Let us say we are trying to compute the unique permutations of the word:

$$PEPPER$$

We cannot compute this by relabeling:

$$P_1E_1P_2P_3E_2R$$

Because this would simply be $6!$ and does not take into account repetition. However, I have seen the formula: $$ \frac{6!}{3! 2!} $$ I.e take the total number of positions, and then divide by the product of factorials of repeated elements. My question is, why does this work? Could anyone supply a combinatorial argument?

Answer 1

There are $6!$ ways to arrange with repetition.

There are $3!$ ways to arrange the $P$'s: since $P_1 \ E \ P_2 \ P_3 \ E \ R$ is the same as $P_1 \ E \ P_3 \ P_2 \ E \ R$ and so on.

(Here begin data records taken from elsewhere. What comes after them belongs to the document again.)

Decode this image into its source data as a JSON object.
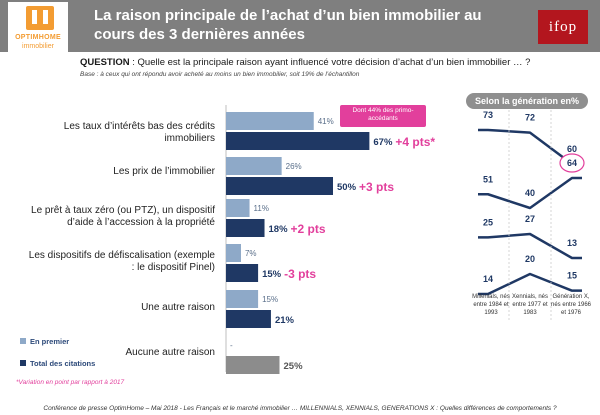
{
  "header": {
    "title": "La raison principale de l’achat d’un bien immobilier au cours des 3 dernières années",
    "logo_name": "OPTIMHOME",
    "logo_sub": "immobilier",
    "ifop_logo": "ifop"
  },
  "question": {
    "label": "QUESTION",
    "text": " : Quelle est la principale raison ayant influencé votre décision d’achat d’un bien immobilier … ?"
  },
  "base": "Base : à ceux qui ont répondu avoir acheté au moins un bien immobilier, soit 19% de l’échantillon",
  "note_box": "Dont 44% des primo-accédants",
  "legend": {
    "first": "En premier",
    "total": "Total des citations"
  },
  "footnote": "*Variation en point par rapport à 2017",
  "footer": "Conférence de presse OptimHome – Mai 2018 - Les Français et le marché immobilier … MILLENNIALS, XENNIALS, GENERATIONS X : Quelles différences de comportements ?",
  "colors": {
    "header": "#7f7f7f",
    "first": "#8ea9c8",
    "total": "#1f3864",
    "none": "#8c8c8c",
    "accent": "#e23f9c",
    "orange": "#f39c32",
    "ifop": "#b3161e"
  },
  "chart_data": [
    {
      "type": "bar",
      "orientation": "horizontal",
      "categories": [
        "Les taux d’intérêts bas des crédits immobiliers",
        "Les prix de l’immobilier",
        "Le prêt à taux zéro (ou PTZ), un dispositif d’aide à l’accession à la propriété",
        "Les dispositifs de défiscalisation (exemple : le dispositif Pinel)",
        "Une autre raison",
        "Aucune autre raison"
      ],
      "series": [
        {
          "name": "En premier",
          "values": [
            41,
            26,
            11,
            7,
            15,
            null
          ],
          "labels": [
            "41%",
            "26%",
            "11%",
            "7%",
            "15%",
            "-"
          ]
        },
        {
          "name": "Total des citations",
          "values": [
            67,
            50,
            18,
            15,
            21,
            25
          ],
          "labels": [
            "67%",
            "50%",
            "18%",
            "15%",
            "21%",
            "25%"
          ]
        }
      ],
      "variations": [
        "+4 pts*",
        "+3 pts",
        "+2 pts",
        "-3 pts",
        "",
        ""
      ],
      "xlim": [
        0,
        100
      ]
    },
    {
      "type": "line",
      "title": "Selon la génération en%",
      "x": [
        "Millenials, nés entre 1984 et 1993",
        "Xennials, nés entre 1977 et 1983",
        "Génération X, nés entre 1966 et 1976"
      ],
      "series": [
        {
          "values": [
            73,
            72,
            60
          ]
        },
        {
          "values": [
            51,
            40,
            64
          ],
          "highlight_index": 2
        },
        {
          "values": [
            25,
            27,
            13
          ]
        },
        {
          "values": [
            14,
            20,
            15
          ]
        }
      ]
    }
  ]
}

Similarly, there are $2!$ ways to arrange the $E$'s, because $P \ E_1 \ P \ P \ E_2 \ R$ and $P \ E_2 \ P \ P \ E_1 \ R$ are the same.

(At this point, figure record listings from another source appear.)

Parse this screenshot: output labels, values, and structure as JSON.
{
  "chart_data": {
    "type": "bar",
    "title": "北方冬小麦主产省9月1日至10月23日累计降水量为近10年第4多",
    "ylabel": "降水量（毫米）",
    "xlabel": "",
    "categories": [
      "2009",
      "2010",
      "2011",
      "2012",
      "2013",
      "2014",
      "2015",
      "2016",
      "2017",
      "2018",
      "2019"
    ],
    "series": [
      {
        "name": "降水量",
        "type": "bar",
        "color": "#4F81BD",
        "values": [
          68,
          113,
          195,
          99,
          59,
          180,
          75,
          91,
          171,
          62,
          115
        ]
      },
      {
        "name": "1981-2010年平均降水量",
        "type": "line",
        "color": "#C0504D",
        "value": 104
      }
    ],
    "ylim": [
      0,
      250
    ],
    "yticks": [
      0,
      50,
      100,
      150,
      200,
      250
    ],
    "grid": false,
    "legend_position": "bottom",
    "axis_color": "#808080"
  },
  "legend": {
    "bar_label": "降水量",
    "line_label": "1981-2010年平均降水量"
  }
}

There is only $1!$ way to arrange $R$, so the number of combinations is:

$$\frac{6!}{3! \ 2! \ 1!}$$

Answer 2

Since the word $PEPPER$ has six letters, we have six positions to fill. We can select which three are occupied by the three $P$s in $\binom{6}{3}$ ways. That leaves three positions to fill. We can choose which two of them are occupied by the two $E$s in $\binom{3}{2}$ ways. The remaining position must be occupied by the $R$. Hence, the number of distinguishable ways the letters of the word $PEPPER$ can be arranged is $$\binom{6}{3}\binom{3}{2}\binom{1}{1} = \frac{6!}{3!3!} \cdot \frac{3!}{2!1!} \cdot \frac{1!}{1!0!} = \frac{6!}{3!2!1!0!} = \frac{6!}{3!2!1!}$$ The factor of $3!$ in the denominator represents the number of ways the three $P$s could be permuted among themselves within a given arrangement of the letters of the word $PEPPER$ without producing an arrangement that is distinguishable from that arrangement. The factors of $2!$ and $1!$ play an analogous role for the two $E$s and one $R$ in an arrangement of the letters of the word $PEPPER$.

Answer 3

Right, with repetition there are $6!$ ways. To convert from "with repetition" to "without repetition", you need to remove the equivalents. For example, consider $P_1P_2P_3E_1E_2R$. Now you need to ignore other choices with the three letters $P$ in the first three positions. Overall, there are $3!$ choices with the first three letters $P$: $$\color{red}{P_1}\color{green}{P_2}\color{blue}{P_3}E_1E_2R \equiv \\ \color{red}{P_1}\color{blue}{P_3}\color{green}{P_2}E_1E_2R \equiv \\ \color{green}{P_2}\color{red}{P_1}\color{blue}{P_3}E_1E_2R \equiv \\ \color{green}{P_2}\color{blue}{P_3}\color{red}{P_1}E_1E_2R \equiv \\ \color{blue}{P_3}\color{red}{P_1}\color{green}{P_2}E_1E_2R \equiv \\ \color{blue}{P_3}\color{green}{P_2}\color{red}{P_1}E_1E_2R.\ \ $$
Hence, you must divide by $3!$. Similarly, for other letters.